Mahsi, Mr. Speaker. I would like to today echo and endorse the comments of my colleague from Range Lake regarding the Workers' Compensation Board of the Northwest Territories and Nunavut. Indeed to compliment them on hosting the National Youth Conference that's about to get underway, but also to the point of the mandate that the WCB has to assist and look after those workers who, for whatever circumstance, have experienced injury and now have to go through a process of adjusting their life and coping with whatever the conditions that may have resulted from their accident or their workplace injuries.
Mr. Speaker, like my colleague, I, too, am dealing with a number of cases of constituents and others who for many, many months and years seem to have fallen through the cracks of the WCB system. The issue of chronic pain, which other compensation boards in Canada have dealt with and are managing, is one that is yet Nunavut and NWT's board has to take up.

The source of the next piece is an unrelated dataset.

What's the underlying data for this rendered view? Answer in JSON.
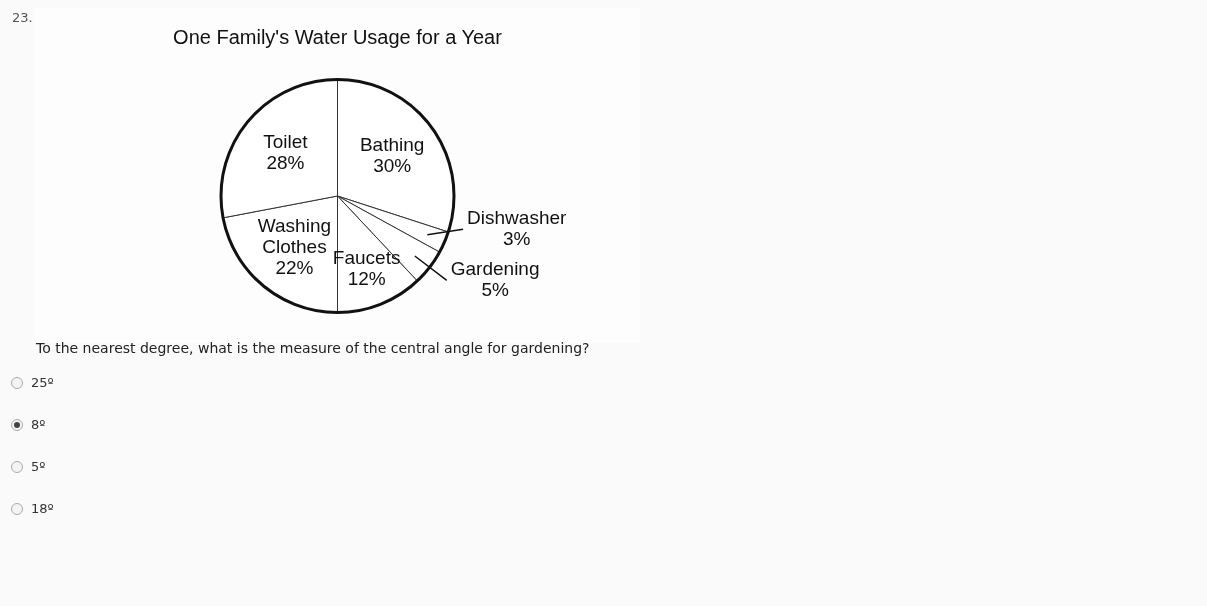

Mr. Speaker, one of the most frustrating situations that I run across is the conflict that arises when medical opinions -- and these can be medical opinions from a number of specialists, batteries of tests, years of examination -- that when they are put before appeals boards and other mechanisms in the WCB just land on deaf ears. We have a major problem, I believe, Mr. Speaker, where our system does not recognize these things.
This gets to my third point and perhaps the most significant one that we need to deal with, which is within the WCB. Mr. Speaker, they have a policy of where there is doubt the benefit goes to the worker. Over and over and over, Mr. Speaker, this is not being followed and this must be addressed. Thank you, Mr. Speaker.